In my last post, I noted that in Bolivia I have the time and opportunity to train like I would like for a race like the Leadville 100. Currently I'm too much of a softy to leave Deneb home with the maid to get out for a long mid-week run, but were he in day care, that wouldn't be an issue. The real irony of having time to train in Bolivia is that, even while the time is there, it's the only thing I find attractive about being here.
This has put a huge strain on my relationship with my wife. I often find myself regressing and becoming a person I very much dislike.
There's a further irony. My wife is doing fabulously well career-wise here. In fact, I find great pride in the fact that she is such an influential person. In her current role, she has the capacity to actually make a difference for the environment.

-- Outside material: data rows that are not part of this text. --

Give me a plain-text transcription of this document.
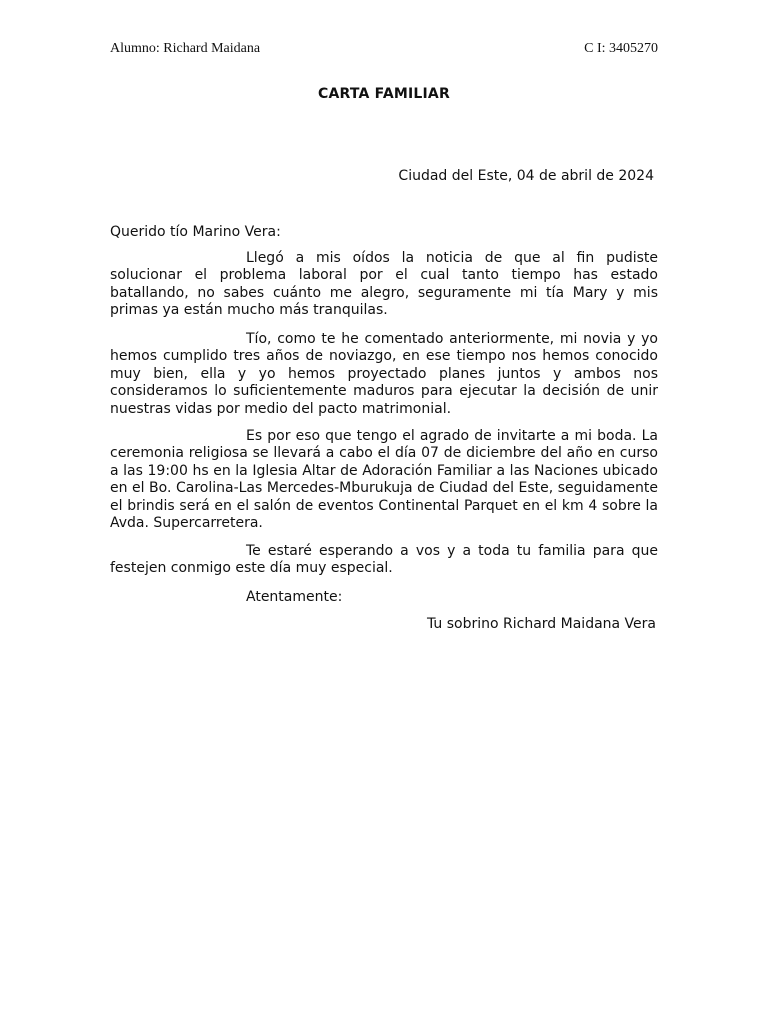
Alumno: Richard Maidana	C I: 3405270
CARTA FAMILIAR
Ciudad del Este, 04 de abril de 2024
Querido tío Marino Vera:

Llegó a mis oídos la noticia de que al fin pudiste solucionar el problema laboral por el cual tanto tiempo has estado batallando, no sabes cuánto me alegro, seguramente mi tía Mary y mis primas ya están mucho más tranquilas.

Tío, como te he comentado anteriormente, mi novia y yo hemos cumplido tres años de noviazgo, en ese tiempo nos hemos conocido muy bien, ella y yo hemos proyectado planes juntos y ambos nos consideramos lo suficientemente maduros para ejecutar la decisión de unir nuestras vidas por medio del pacto matrimonial.

Es por eso que tengo el agrado de invitarte a mi boda. La ceremonia religiosa se llevará a cabo el día 07 de diciembre del año en curso a las 19:00 hs en la Iglesia Altar de Adoración Familiar a las Naciones ubicado en el Bo. Carolina-Las Mercedes-Mburukuja de Ciudad del Este, seguidamente el brindis será en el salón de eventos Continental Parquet en el km 4 sobre la Avda. Supercarretera.

Te estaré esperando a vos y a toda tu familia para que festejen conmigo este día muy especial.

Atentamente:
Tu sobrino Richard Maidana Vera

I have uttered on many occasions the phrase, "The only thing I give a shit about when I cast my vote is who will be a better steward of our lands." She would always have my vote, yet somehow finds herself essentially a dictator.
She is Executive Director of a small institute here which is looking for sustainable methods to harvest Bolivia's timber. There's more, but if I told you, then I'd have to kill you...
Anyway, all of this complexity ties into why it's too much for me to even attempt Leadville right now.
[editor's note - somehow I forgot to sign off]
Thanks for reading, and sometimes there are just some things which are more important.